Another challenge that smallholder farmers face is to do with packaging and grading, resulting in most of their produce obtaining lower grade and thereby fetching lower prices on the market. In addition, some unscrupulous brokers may also take advantage of farmers who may be unaware of certain technical issues to do with the commodities exchange.
Applying these two compelling schools of thought to dollarised Zimbabwe presents a lot of serious challenges for Government.

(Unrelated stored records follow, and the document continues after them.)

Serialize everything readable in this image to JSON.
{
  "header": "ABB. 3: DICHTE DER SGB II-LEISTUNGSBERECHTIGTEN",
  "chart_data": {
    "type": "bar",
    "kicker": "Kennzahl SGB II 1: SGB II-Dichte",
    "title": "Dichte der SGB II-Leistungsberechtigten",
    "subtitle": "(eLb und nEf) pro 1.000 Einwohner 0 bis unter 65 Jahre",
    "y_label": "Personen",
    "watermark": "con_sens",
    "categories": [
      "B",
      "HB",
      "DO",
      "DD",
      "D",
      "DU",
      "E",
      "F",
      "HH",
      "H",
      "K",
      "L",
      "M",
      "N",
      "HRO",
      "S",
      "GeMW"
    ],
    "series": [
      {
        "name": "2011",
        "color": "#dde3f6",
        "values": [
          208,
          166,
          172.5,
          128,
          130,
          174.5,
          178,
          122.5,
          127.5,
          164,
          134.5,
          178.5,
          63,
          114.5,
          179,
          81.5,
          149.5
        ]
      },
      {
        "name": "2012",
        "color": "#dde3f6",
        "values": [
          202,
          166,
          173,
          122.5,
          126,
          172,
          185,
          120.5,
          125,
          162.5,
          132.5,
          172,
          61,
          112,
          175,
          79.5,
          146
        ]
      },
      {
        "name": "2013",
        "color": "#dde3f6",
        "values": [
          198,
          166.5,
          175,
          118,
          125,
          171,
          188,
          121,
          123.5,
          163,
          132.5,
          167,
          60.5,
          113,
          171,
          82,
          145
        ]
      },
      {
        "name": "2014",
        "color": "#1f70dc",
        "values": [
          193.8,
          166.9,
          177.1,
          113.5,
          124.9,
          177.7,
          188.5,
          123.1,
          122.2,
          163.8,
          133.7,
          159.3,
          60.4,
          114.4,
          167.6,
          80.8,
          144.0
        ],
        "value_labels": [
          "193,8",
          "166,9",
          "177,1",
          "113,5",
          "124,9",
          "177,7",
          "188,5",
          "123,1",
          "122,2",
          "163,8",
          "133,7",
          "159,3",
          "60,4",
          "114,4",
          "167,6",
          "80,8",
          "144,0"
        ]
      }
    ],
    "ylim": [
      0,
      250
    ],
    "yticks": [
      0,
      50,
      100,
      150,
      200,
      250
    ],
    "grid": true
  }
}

On one hand, recapitalisation of the country’s marketing boards such as GMB would be very expensive and what will be even more challenging for Government would be to come up with a new functional model for the parastatal that will ensure they remain viable and are not going to put undue budgetary pressure on the fiscus going forward.
Furthermore, because the country is now dollarised, Government no longer has the luxury of borrowing excessively from the domestic market, as was the case during the 1990s, therefore whatever capital is raised to recapitalise the parastatals, must be used sparingly and wisely.
However, the model does provide a guaranteed market for smallholder farmer, and therefore Government can benefit through taxing the rising disposable incomes of smallholder farmers who will be selling their produce through GMB, and also from the industries that will become more profitable from the affordable raw materials that would have been availed by the revamped GMB.
On the other hand, the establishment of a commodities exchange as the dominant means of marketing agricultural produce in the country also has its shortfalls with the major problem being increased price volatility as a result of commodity prices being determined by market forces.
Therefore in such case Government would have to intervene at a predetermined floor price to cushion smallholder farmers in times of weak prices.
Putting the marketing of crucial agricultural commodities in the hands of the private sector would also be a concern for Government as speculative activities, as is the case in all markets, may threaten the country’s food security situation which is unacceptable for any Government.
Therefore if ever the country was to consider setting up commodity exchange, the Government through the GMB would also have to be a key player in this market, so as to protect the interests of farmers as a buyer of last resort, among other roles.
A commodity exchange would ease pressure on the Government from a budgetary perspective as it would only have to intervene on very limited occasions. Furthermore it also provides a guaranteed market for farmers without Government being too directly involved in the buying and selling of agricultural commodities.
Overall based on our analysis it is clear that the Grain Marketing Board may still have a role to play in the marketing of agricultural commodities in both models that we have reviewed. The decision on which model Government must adopt for the marketing of agricultural commodities will probably be a function of which of the two models gels well with ZimAsset.
In our opinion, in light of Government’s current fiscal constraints, the adoption of a commodities exchange with Government as a key player would be the best option at this juncture, as the full recapitalisation of GMB or any other marketing board would be too expensive.
However, as highlighted by Chiweza, the country still needs functional market systems to restore its productive capacity, therefore regardless of which model Government adopts, it is the functionality of the model that matters the most. – Zimnat Asset Management.